The future is here, as Timbre showcased the new drone waiters that will help deliver food to customers.
The drones were first seen at last year’s productivity month, where they delivered food to Singapore’s PM Lee. Yesterday, Timbre gave a sneak peek to members of the media, showing off the capabilites of the drone waiters that will join the Timbre service team.
The drones were made by Infinium Robotics, and are called the Infinium-Serve. They’re installed with infrared sensors to avoid oncoming obstacles and humans, and have swarming capabilities as well. This means that they will be able to fly in multiple formations without colliding.
Timbre Group’s Managing Director, Edward Chia, explained to Channel Newsasia that the time saved by drone waiters would benefit Timbre, as this would free up waiters to concentrate on taking orders and requests from customers. With the addition of the drone waiters, Timbre Group’s position as one of the most advanced restaurant chains in Singapore will be cemented — they were one of the first chains to fully adopt an e-menu system, too.
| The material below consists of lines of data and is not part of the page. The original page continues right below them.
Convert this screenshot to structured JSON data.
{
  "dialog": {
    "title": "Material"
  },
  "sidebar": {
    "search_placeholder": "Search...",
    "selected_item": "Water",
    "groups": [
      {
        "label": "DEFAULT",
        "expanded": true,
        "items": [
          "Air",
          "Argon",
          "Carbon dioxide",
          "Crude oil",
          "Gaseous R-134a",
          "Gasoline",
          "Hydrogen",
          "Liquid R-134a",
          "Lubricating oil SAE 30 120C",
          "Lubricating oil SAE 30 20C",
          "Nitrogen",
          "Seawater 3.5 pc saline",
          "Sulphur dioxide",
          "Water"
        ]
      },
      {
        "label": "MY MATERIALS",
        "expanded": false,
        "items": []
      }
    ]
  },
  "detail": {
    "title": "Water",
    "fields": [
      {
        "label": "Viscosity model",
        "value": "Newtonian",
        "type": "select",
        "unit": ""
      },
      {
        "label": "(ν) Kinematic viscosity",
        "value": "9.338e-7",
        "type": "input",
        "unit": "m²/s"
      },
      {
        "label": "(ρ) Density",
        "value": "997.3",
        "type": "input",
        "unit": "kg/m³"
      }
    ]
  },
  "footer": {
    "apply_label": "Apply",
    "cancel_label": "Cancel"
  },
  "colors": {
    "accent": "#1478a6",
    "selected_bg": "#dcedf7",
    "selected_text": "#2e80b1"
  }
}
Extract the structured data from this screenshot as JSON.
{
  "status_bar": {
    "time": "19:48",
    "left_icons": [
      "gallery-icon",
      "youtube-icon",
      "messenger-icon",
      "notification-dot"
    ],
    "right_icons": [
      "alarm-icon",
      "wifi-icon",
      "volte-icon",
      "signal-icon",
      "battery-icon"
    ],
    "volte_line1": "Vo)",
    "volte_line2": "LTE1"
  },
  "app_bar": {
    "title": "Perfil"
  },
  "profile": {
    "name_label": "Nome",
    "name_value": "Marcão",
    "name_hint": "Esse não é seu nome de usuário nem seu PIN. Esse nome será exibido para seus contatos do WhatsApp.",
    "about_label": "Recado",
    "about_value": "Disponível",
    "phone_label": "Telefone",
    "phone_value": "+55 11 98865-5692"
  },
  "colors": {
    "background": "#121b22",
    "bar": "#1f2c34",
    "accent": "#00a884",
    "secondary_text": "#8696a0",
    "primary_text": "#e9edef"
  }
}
Infinium Robotics’ Chief Executive Officer, Woon Junyang, also said to Channel NewsAsia: “This will result in an enhanced dining experience which will eventually lead to increased sales revenue for the restaurants as well as heightened morale of the staff.”
However, it seems the drone waiters do have some room for improvement, with their makers saying that they are working on producing a quieter model, as well as one that could unload dishes or clear tables without human intervention. Currently, the drones can only land on a separate table, while waiters manually unload the dishes and serve them to customers.
The demonstration also showed the massive drone serving one dish at a time — a less-than-desirable scenario during peak hours in a packed restaurant.
The drones will eventually be rolled out to Timbre’s five venues in Singapore, and we should see the first drones take flight in at least one venue by the end of this year. According to Infinium Robotics (via CNA), the project costs a “low seven-figure sum”, a costly sum for a new project.